Hechos de pasta de papel y pintados con colores chillones, los alebrijes suelen representar a un animal imaginario formado por supuestos elementos fisionómicos de distintos animales. En concreto el que me regalaron es una especie de dragoncito deforme con un cuerno en la nariz, ojos saltones, cuatro dientes torcidos, rabo, alas, cresta, pinzas y dos pies con uñas como mejillones. Acerca de la utilidad del mismo mi amiga sólo acertó a decirme que se comía las pesadillas y que, para su correcto funcionamiento, lo colocara cerca del cabecero de la cama. Yo nunca creí en ese tipo de estupideces. En realidad diría que nunca creí en nada.

En el colegio recibía clases de religión. Nos obligaban a rezar. Y yo odiaba las actividades en grupo. Mis padres, siempre tan progres, lograron que fuera el primer niño de la escuela en no ir a clases de religión, de paso contribuyendo a mi ya avanzado estado de discriminación entre los compañeros. No opuse mayor resistencia. No es que “no creyera”, es que “no me lo creía”. Que no colaba, vamos. Todo aquello de Dios Nuestro Creador Misericordioso... demasiadas mayúsculas. Al no haber ninguna asignatura opcional me pasaba el tiempo en el despacho de un profesor tan progre como mis padres dibujando extraterrestres (por los que tenía un auténtico interés etnológico) con rotuladores.

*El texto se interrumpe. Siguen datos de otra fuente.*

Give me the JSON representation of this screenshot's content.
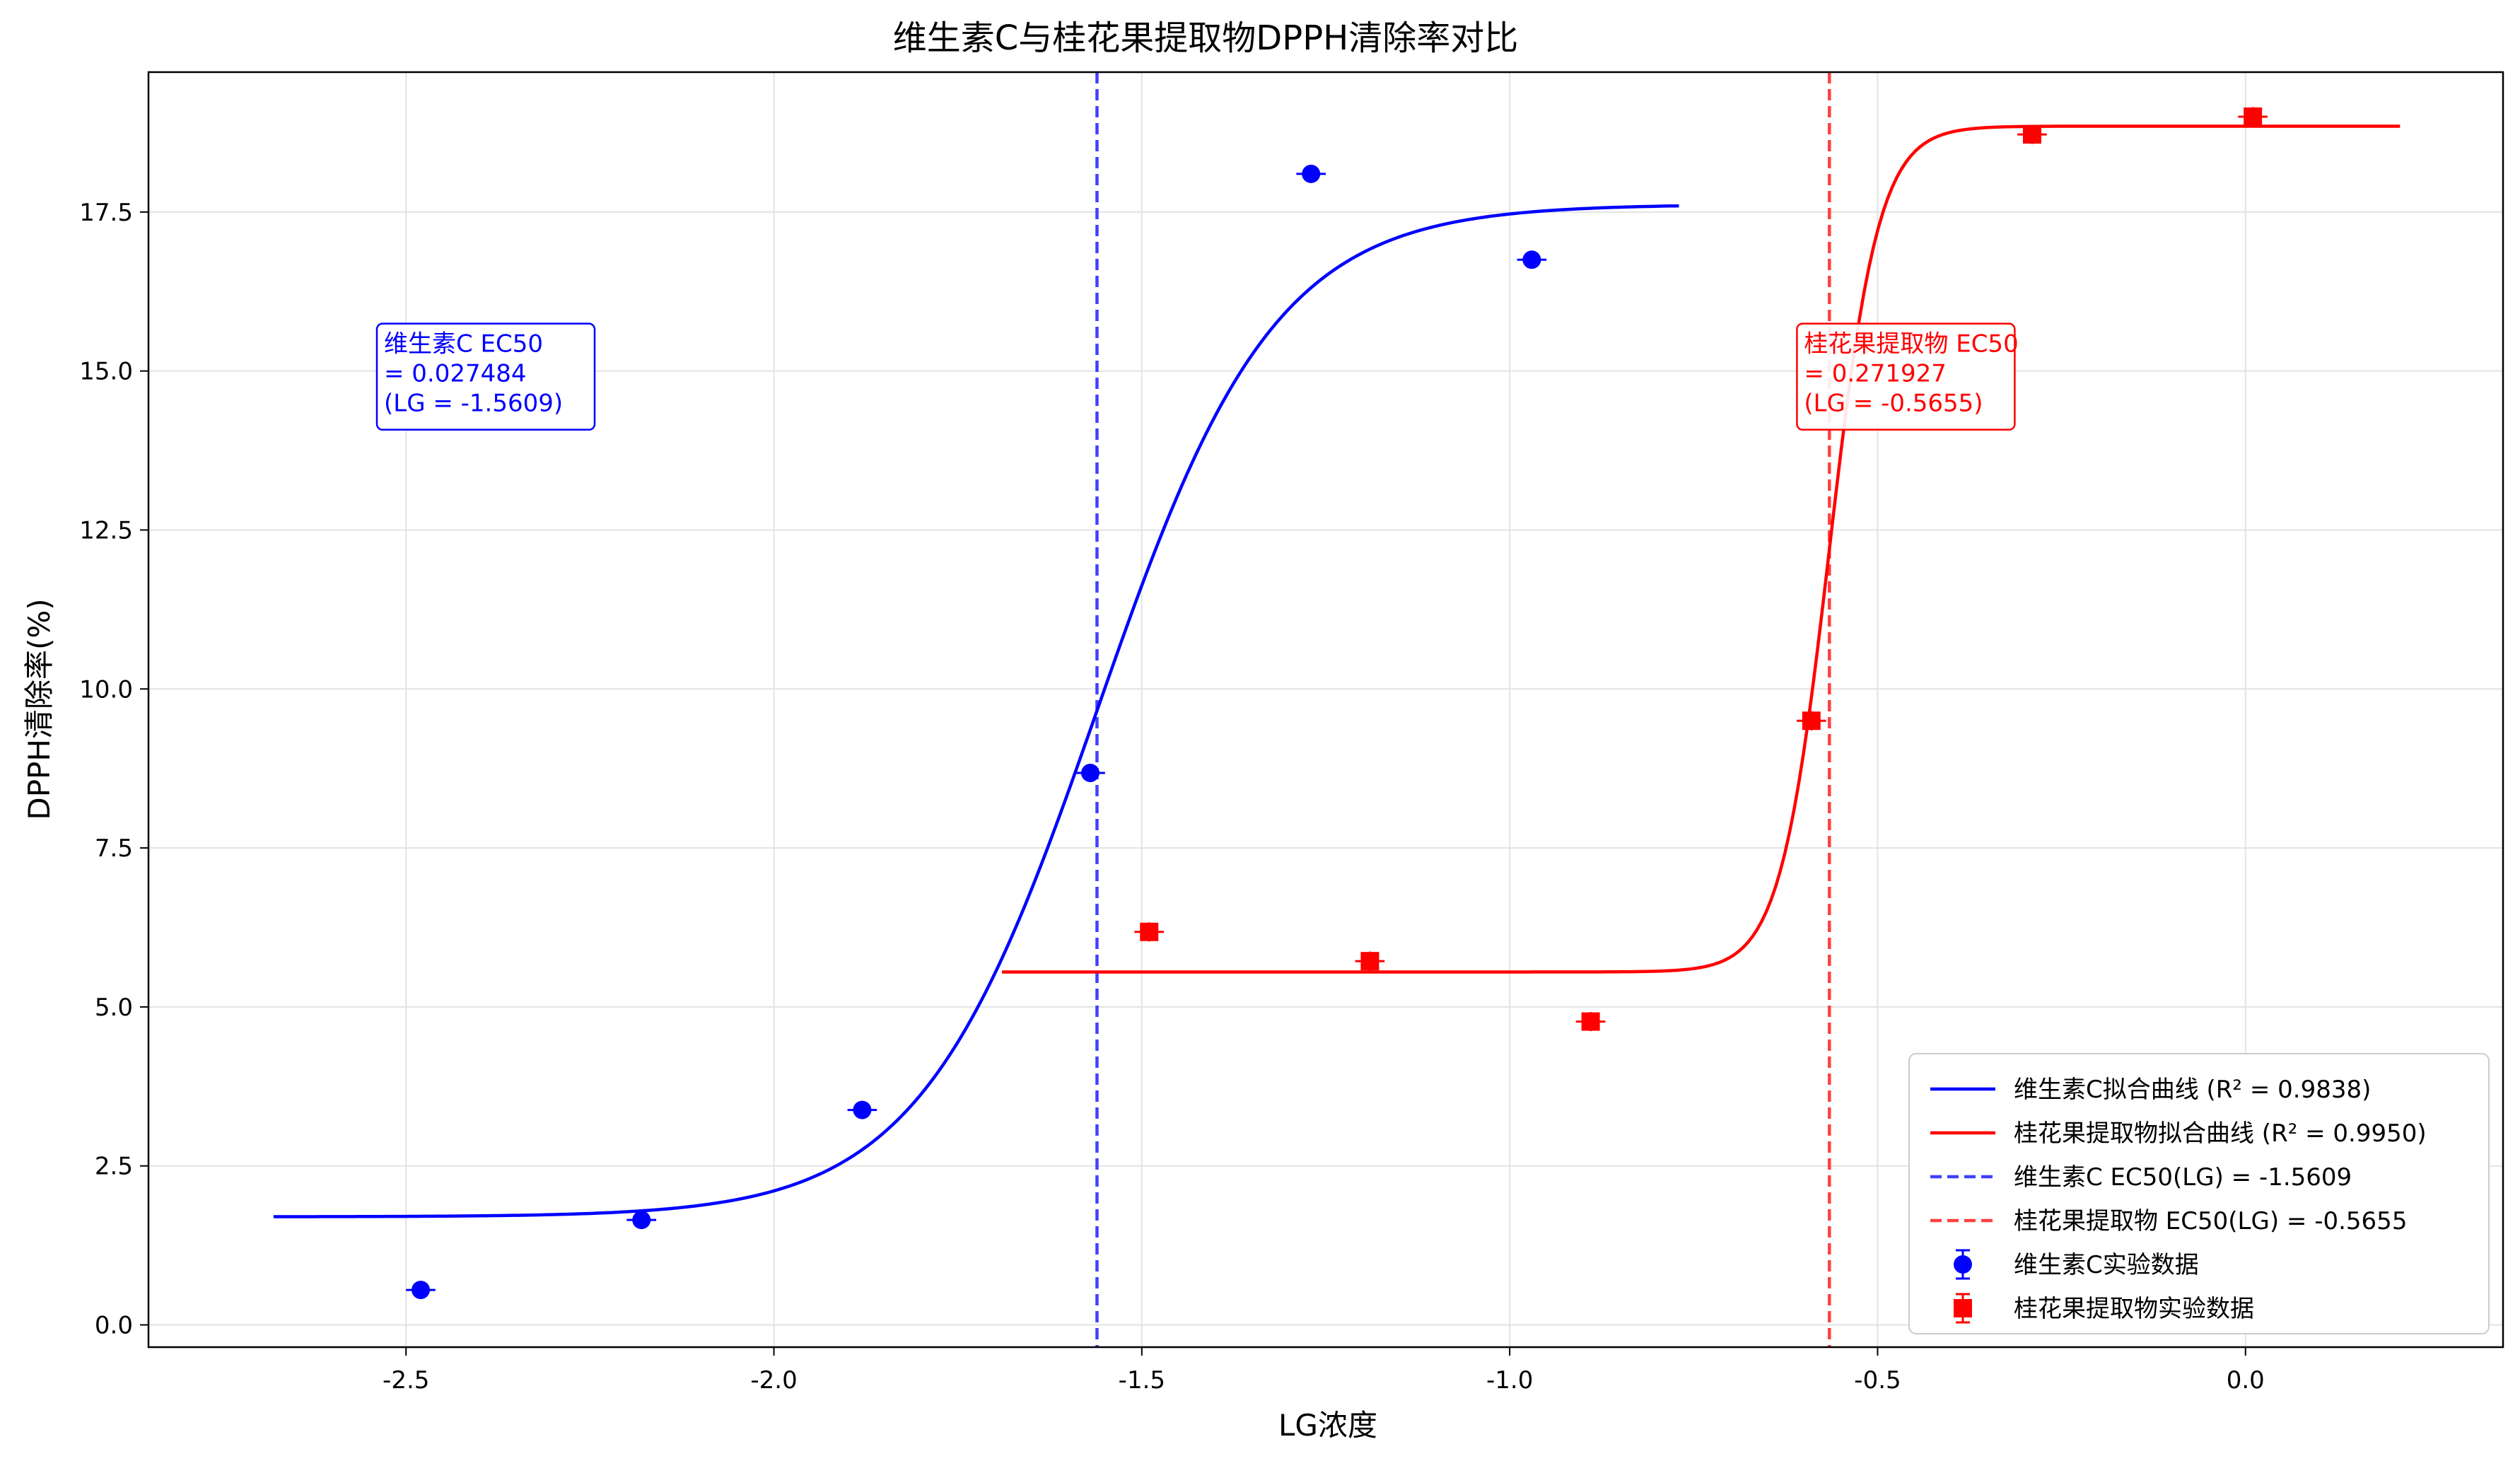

Al llegar el recreo algunos compañeros entre incrédulos, indignados y aburridos, trataban de rebatir mi involuntaria postura. En vano intentaba hacerles comprender que era idea de mis padres, que a mi me daba igual todo. “¿Pero cómo puedes vivir sin creer en Dios?” Nunca acabé de comprender esa pregunta, sospecho que por alguna cuestión gramatical que se me escapa. En un inocente pensamiento propio de mi tierna edad, les explicaba que para mi no podía tener una existencia válida nada que no hubiera sido previamente demostrado de forma científica. Pero esos pequeños monos mentirosos me decían que si, que los científicos ya habían “encontrado” a Dios. Yo me imaginaba a los científicos, con batas blancas y detectores de metales, buscando a Dios mientras paseaban entre las nubes. “¡Hey chicos, creo que ya lo encontré! ¡Mejor aún, es otro Rólex!”.

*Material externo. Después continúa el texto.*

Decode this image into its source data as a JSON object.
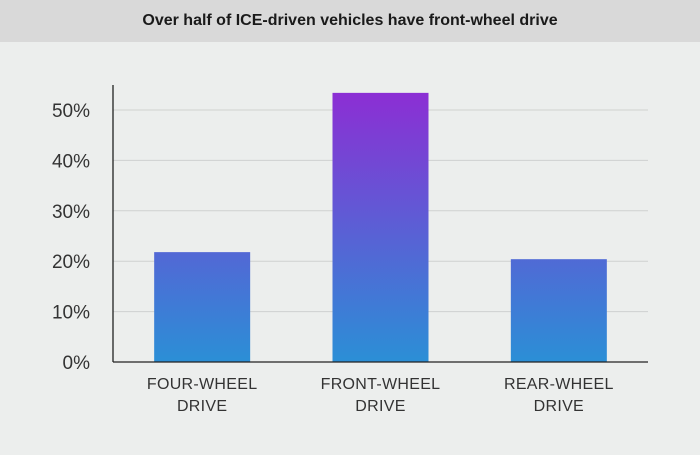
{
  "chart_data": {
    "type": "bar",
    "title": "Over half of ICE-driven vehicles have front-wheel drive",
    "categories": [
      [
        "FOUR-WHEEL",
        "DRIVE"
      ],
      [
        "FRONT-WHEEL",
        "DRIVE"
      ],
      [
        "REAR-WHEEL",
        "DRIVE"
      ]
    ],
    "values": [
      21.8,
      53.4,
      20.4
    ],
    "ylim": [
      0,
      55
    ],
    "yticks": [
      0,
      10,
      20,
      30,
      40,
      50
    ],
    "ytick_labels": [
      "0%",
      "10%",
      "20%",
      "30%",
      "40%",
      "50%"
    ],
    "grid": true,
    "bar_gradient": {
      "top": "#8b2fd4",
      "bottom": "#2b8fd6"
    },
    "xlabel": "",
    "ylabel": ""
  }
}
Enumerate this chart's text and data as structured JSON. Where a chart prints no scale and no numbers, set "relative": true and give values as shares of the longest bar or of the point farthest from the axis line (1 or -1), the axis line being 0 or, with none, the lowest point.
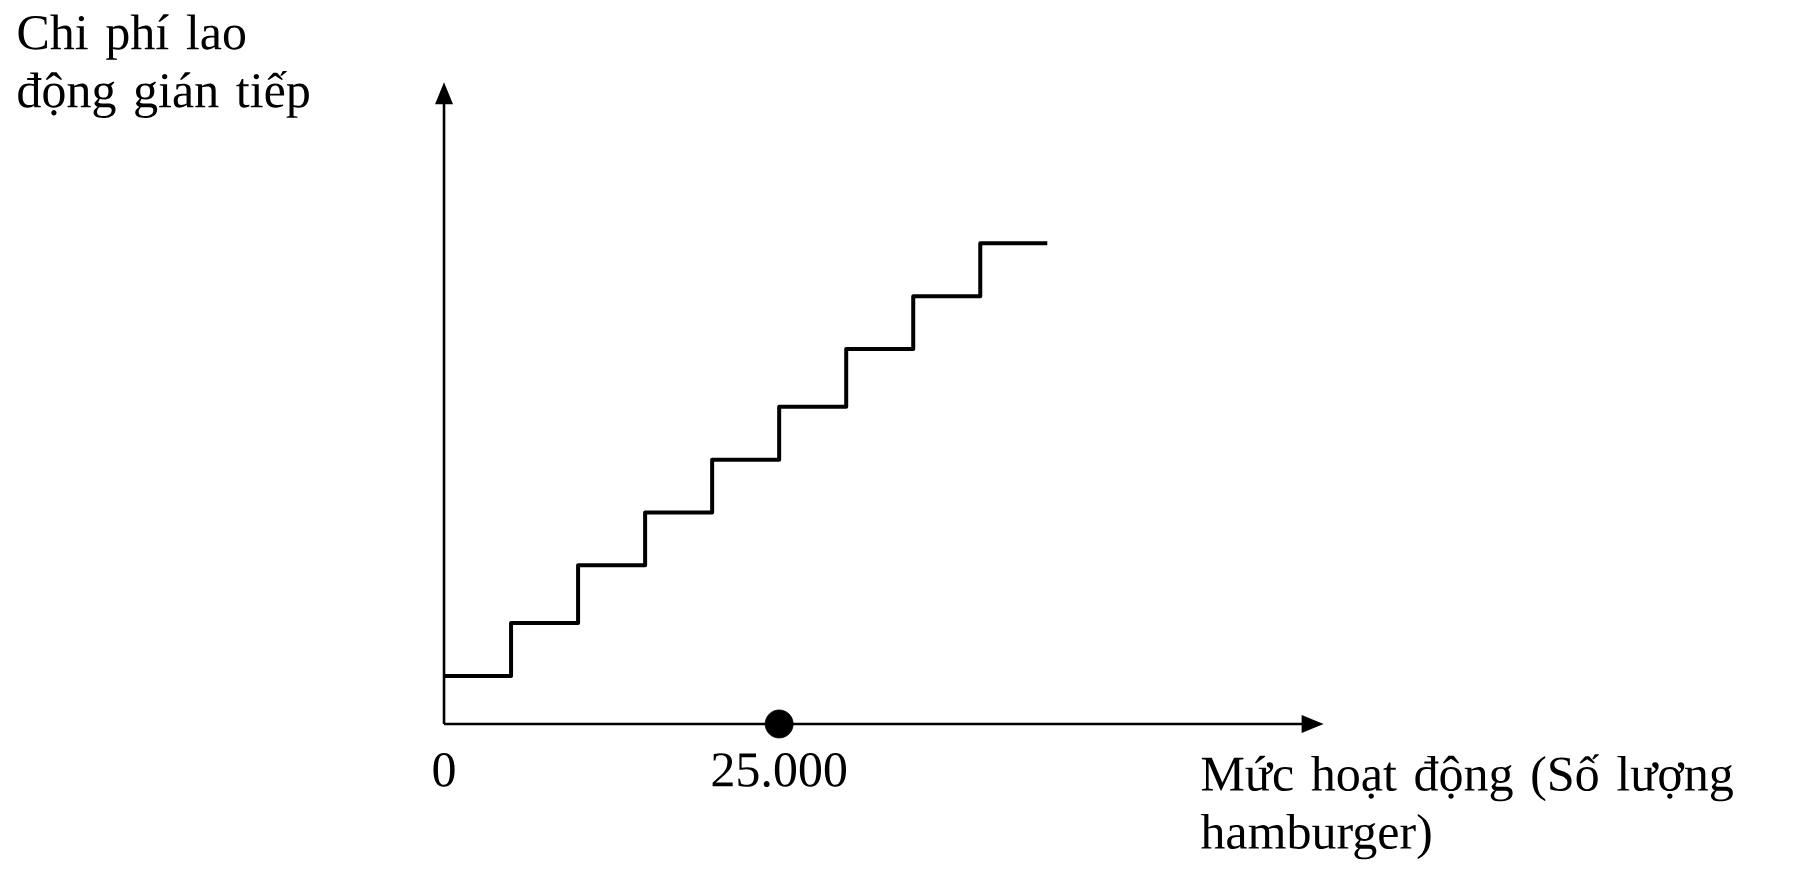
{
  "chart_data": {
    "type": "step",
    "relative": true,
    "ylabel": "Chi phí lao động gián tiếp",
    "xlabel": "Mức hoạt động (Số lượng hamburger)",
    "xlim": [
      0,
      64000
    ],
    "xticks": [
      {
        "value": 0,
        "label": "0"
      },
      {
        "value": 25000,
        "label": "25.000"
      }
    ],
    "grid": false,
    "series": [
      {
        "color": "#000000",
        "marker": "none",
        "x": [
          0,
          5000,
          10000,
          15000,
          20000,
          25000,
          30000,
          35000,
          40000,
          45000
        ],
        "values": [
          0.1,
          0.21,
          0.33,
          0.44,
          0.55,
          0.66,
          0.78,
          0.89,
          1,
          1
        ]
      },
      {
        "type": "scatter",
        "color": "#000000",
        "marker": "circle",
        "x": [
          25000
        ],
        "values": [
          0
        ]
      }
    ]
  }
}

Pasados los años mi opinión no ha variado en gran medida. Somos animales que nacen, crecen, se reproducen en ocasiones y mueren siempre. “Volando voy / volando vengo / por el camino yo me entretengo” que cantaba Camarón. No he tenido el menor motivo para creer en la existencia independiente de dioses, espíritus o cualquier tipo de presencia supraterrenal. Sin duda existen, pero como constructos culturales (en general de carácter sonrojante) producto de la condición del hombre de “mamífero ingenioso” sumada al miedo que en él genera la consciencia de la propia muerte.

¿Se come las pesadillas?

Coloqué al alebrije sobre la mesilla de noche, justo al lado del cabecero de la cama. Llevaba una temporada algo inquieto, quizá sirviera de placebo o algo. Tampoco me apetecía acercarme a la farmacia a por más tranxiliums. La primera noche soñé que empezaba a arrancarme un pellejito del dedo índice. Quitando quitando me quedé sin dedo, sin mano, sin brazo y sin parte del pectoral izquierdo. Estaba empezando a ver mis vísceras palpitantes a través del enorme boquete cuando me desperté empapado en sudor.

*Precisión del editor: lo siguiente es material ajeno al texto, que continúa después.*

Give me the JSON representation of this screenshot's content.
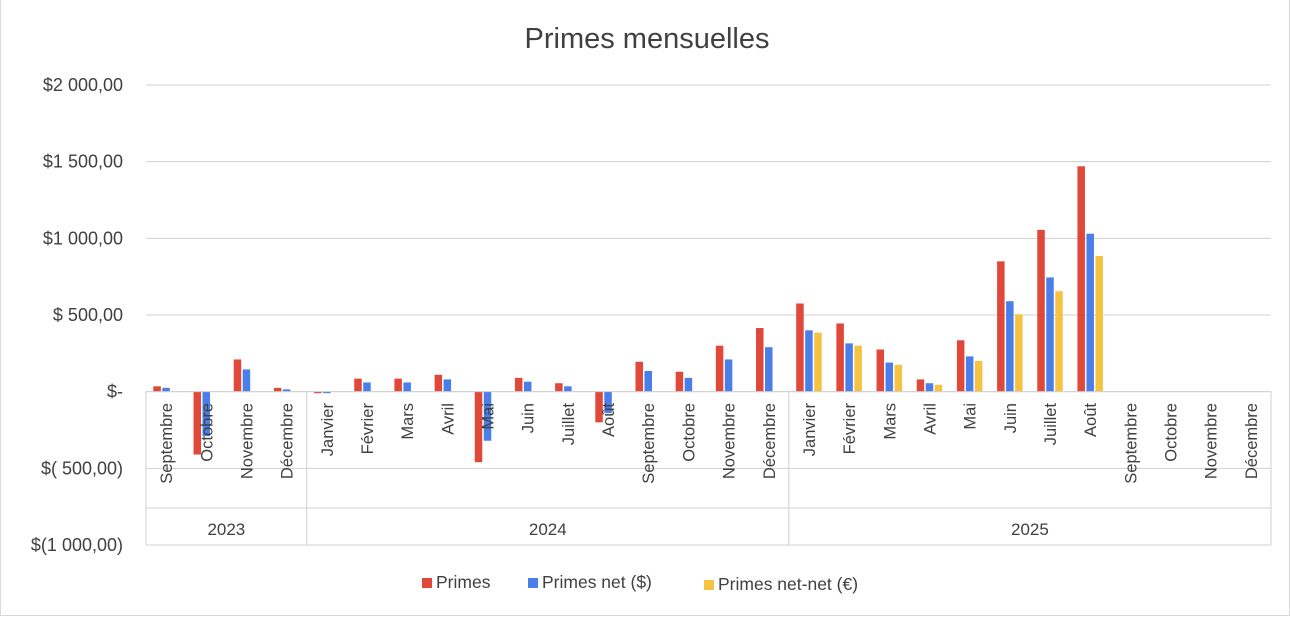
{
  "chart_data": {
    "type": "bar",
    "title": "Primes mensuelles",
    "xlabel": "",
    "ylabel": "",
    "ylim": [
      -1000,
      2000
    ],
    "y_ticks": [
      2000,
      1500,
      1000,
      500,
      0,
      -500,
      -1000
    ],
    "y_tick_labels": [
      "$2 000,00",
      "$1 500,00",
      "$1 000,00",
      "$ 500,00",
      "$-",
      "$( 500,00)",
      "$(1 000,00)"
    ],
    "grid": true,
    "legend_position": "bottom",
    "categories": [
      "Septembre",
      "Octobre",
      "Novembre",
      "Décembre",
      "Janvier",
      "Février",
      "Mars",
      "Avril",
      "Mai",
      "Juin",
      "Juillet",
      "Août",
      "Septembre",
      "Octobre",
      "Novembre",
      "Décembre",
      "Janvier",
      "Février",
      "Mars",
      "Avril",
      "Mai",
      "Juin",
      "Juillet",
      "Août",
      "Septembre",
      "Octobre",
      "Novembre",
      "Décembre"
    ],
    "year_groups": [
      {
        "label": "2023",
        "start": 0,
        "count": 4
      },
      {
        "label": "2024",
        "start": 4,
        "count": 12
      },
      {
        "label": "2025",
        "start": 16,
        "count": 12
      }
    ],
    "series": [
      {
        "name": "Primes",
        "color": "#e0483a",
        "values": [
          35,
          -410,
          210,
          25,
          -10,
          85,
          85,
          110,
          -460,
          90,
          55,
          -200,
          195,
          130,
          300,
          415,
          575,
          445,
          275,
          80,
          335,
          850,
          1055,
          1470,
          null,
          null,
          null,
          null
        ]
      },
      {
        "name": "Primes net ($)",
        "color": "#4a7ee8",
        "values": [
          25,
          -290,
          145,
          15,
          -10,
          60,
          60,
          80,
          -320,
          65,
          35,
          -140,
          135,
          90,
          210,
          290,
          400,
          315,
          190,
          55,
          230,
          590,
          745,
          1030,
          null,
          null,
          null,
          null
        ]
      },
      {
        "name": "Primes net-net (€)",
        "color": "#f5c242",
        "values": [
          null,
          null,
          null,
          null,
          null,
          null,
          null,
          null,
          null,
          null,
          null,
          null,
          null,
          null,
          null,
          null,
          385,
          300,
          175,
          45,
          200,
          505,
          655,
          885,
          null,
          null,
          null,
          null
        ]
      }
    ]
  }
}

La segunda noche mi padre era un vampiro con la cara de Ricky Martin. A pesar de tener el pecho atravesado por una descomunal flecha de metal oxidado que le disparé con una ballesta, continuaba intentando matarme. La tercera noche soñé que estaba tumbado en la cama. Una especie de enorme oca de color rosa pastel se paseaba por encima de mi pecho. Llevaba botas de cuero negro y tacón de aguja, una pamela grande como una sombrilla de playa y un bolso de Coco Chanel. Aquello había llegado demasiado lejos. Agarré al alebrije y lo metí en el altillo, junto con el balón de basket, mis textos del doctorado y el resto de cosas que por alguna razón no quiero ni ver ni tirar.

Pasado el tiempo se me ocurrió escribir un cuento basado en mi experiencia. Sería algo así como: “Cuando despertó, el alebrije todavía estaba allí”. Un amigo me dijo que eso ya estaba escrito, pero yo ya no sé qué creer.